Lemgo: Neue Ferienbetreuung für Erstklässler erfolgreich gestartet
Seit dem 1. August 2026 haben Erstklässler einen gesetzlichen Anspruch auf Betreuung, und das auch in den Schulferien. In Lemgo (Kreis Lippe, Nordrhein-Westfalen) ist dieses Angebot pünktlich angelaufen. Über sechs Wochen lang wurden die Kinder in der Südschule betreut. Dort wurde gebastelt, getanzt, Sport gemacht und in den Schulräumen sowie auf dem Schulhof getobt.
Auch außerhalb der Schule war einiges los. Die Kinder besuchten das Landesmuseum und das Schloss in Detmold. Zudem gab es eine Stadtrallye durch Lemgo, bei der ein Nachtwächter die Gruppe anführte. Für die Verpflegung war gesorgt: Die Kinder bekamen täglich ein Mittagessen.
Die Organisation war für die Stadtverwaltung stressig. Zwar gibt es das Gesetz schon länger, aber erst seit dem Frühjahr war klar, wie groß die Betreuung sein muss und welche Regeln gelten. Das Jugendamt und die Schulverwaltung mussten daher schnell handeln. Am Ende übernahmen das Deutsche Rote Kreuz (DRK) und die AWO die Betreuung. Viele andere Organisationen, wie die Lebenshilfe Lemgo, die Stiftung Eben-Ezer, der CVJM und der TV Lemgo, hatten ebenfalls Interesse gezeigt.
Die Eltern zeigten sich dankbar für das Angebot. Besonders gut kam an, dass man die Betreuung nicht für ganze Wochen, sondern auch für einzelne Tage buchen konnte. Jörg Malzahn von der Schulverwaltung betonte, dass die Zusammenarbeit zwischen Verwaltung, Fachkräften und dem Hausmeister gut funktioniert habe.
Das Angebot wird in den nächsten Jahren stetig wachsen.

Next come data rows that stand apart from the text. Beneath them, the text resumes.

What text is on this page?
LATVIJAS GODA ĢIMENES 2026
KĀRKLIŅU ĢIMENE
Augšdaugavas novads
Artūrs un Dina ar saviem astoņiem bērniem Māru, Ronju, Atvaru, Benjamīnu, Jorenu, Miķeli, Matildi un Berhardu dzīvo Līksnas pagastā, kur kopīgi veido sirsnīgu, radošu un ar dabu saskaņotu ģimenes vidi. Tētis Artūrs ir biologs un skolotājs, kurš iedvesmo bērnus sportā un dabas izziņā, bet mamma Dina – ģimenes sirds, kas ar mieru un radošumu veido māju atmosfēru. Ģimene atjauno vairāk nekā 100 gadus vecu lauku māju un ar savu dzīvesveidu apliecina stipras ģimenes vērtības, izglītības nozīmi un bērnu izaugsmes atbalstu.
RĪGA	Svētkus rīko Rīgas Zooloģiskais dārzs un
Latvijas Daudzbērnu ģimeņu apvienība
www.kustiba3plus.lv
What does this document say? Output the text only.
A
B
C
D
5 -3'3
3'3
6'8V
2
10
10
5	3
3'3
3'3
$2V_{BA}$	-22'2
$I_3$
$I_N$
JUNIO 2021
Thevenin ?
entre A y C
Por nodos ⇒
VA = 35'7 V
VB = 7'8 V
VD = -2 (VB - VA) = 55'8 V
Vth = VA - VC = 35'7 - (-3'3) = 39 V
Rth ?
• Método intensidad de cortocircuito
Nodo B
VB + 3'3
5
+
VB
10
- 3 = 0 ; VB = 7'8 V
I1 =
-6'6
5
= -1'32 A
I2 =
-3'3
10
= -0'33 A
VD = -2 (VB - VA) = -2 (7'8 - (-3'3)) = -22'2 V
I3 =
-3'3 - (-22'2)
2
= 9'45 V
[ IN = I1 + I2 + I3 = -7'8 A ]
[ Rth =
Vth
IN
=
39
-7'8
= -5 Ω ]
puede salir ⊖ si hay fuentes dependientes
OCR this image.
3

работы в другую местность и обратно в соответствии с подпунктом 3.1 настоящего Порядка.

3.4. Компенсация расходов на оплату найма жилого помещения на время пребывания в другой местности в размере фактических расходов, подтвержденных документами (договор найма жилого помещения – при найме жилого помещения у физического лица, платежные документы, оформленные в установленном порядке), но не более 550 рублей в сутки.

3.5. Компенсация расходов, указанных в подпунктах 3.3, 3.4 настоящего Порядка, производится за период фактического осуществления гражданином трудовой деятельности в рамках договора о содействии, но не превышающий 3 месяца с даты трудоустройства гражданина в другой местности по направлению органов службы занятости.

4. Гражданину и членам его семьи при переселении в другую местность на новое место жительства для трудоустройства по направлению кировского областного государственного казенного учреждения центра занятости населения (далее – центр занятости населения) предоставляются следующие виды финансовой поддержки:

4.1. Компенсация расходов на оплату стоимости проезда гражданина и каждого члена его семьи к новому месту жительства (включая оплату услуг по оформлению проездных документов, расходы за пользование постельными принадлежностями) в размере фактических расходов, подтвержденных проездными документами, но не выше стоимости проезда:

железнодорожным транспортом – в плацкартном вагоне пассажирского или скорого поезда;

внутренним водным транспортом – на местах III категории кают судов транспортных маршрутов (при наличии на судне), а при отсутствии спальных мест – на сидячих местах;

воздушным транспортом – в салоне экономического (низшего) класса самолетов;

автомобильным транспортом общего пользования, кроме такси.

Ab dem kommenden Jahr haben auch Zweitklässler Anspruch auf die Betreuung, im Jahr darauf Drittklässler. Ab 2029 sollen dann alle Grundschulkinder dabei sein. Die Planung für das nächste Jahr läuft bereits.
Aktuell bereitet die Stadt die Betreuung für die Herbstferien vor. Die Informationen zur Anmeldung werden in Kürze veröffentlicht.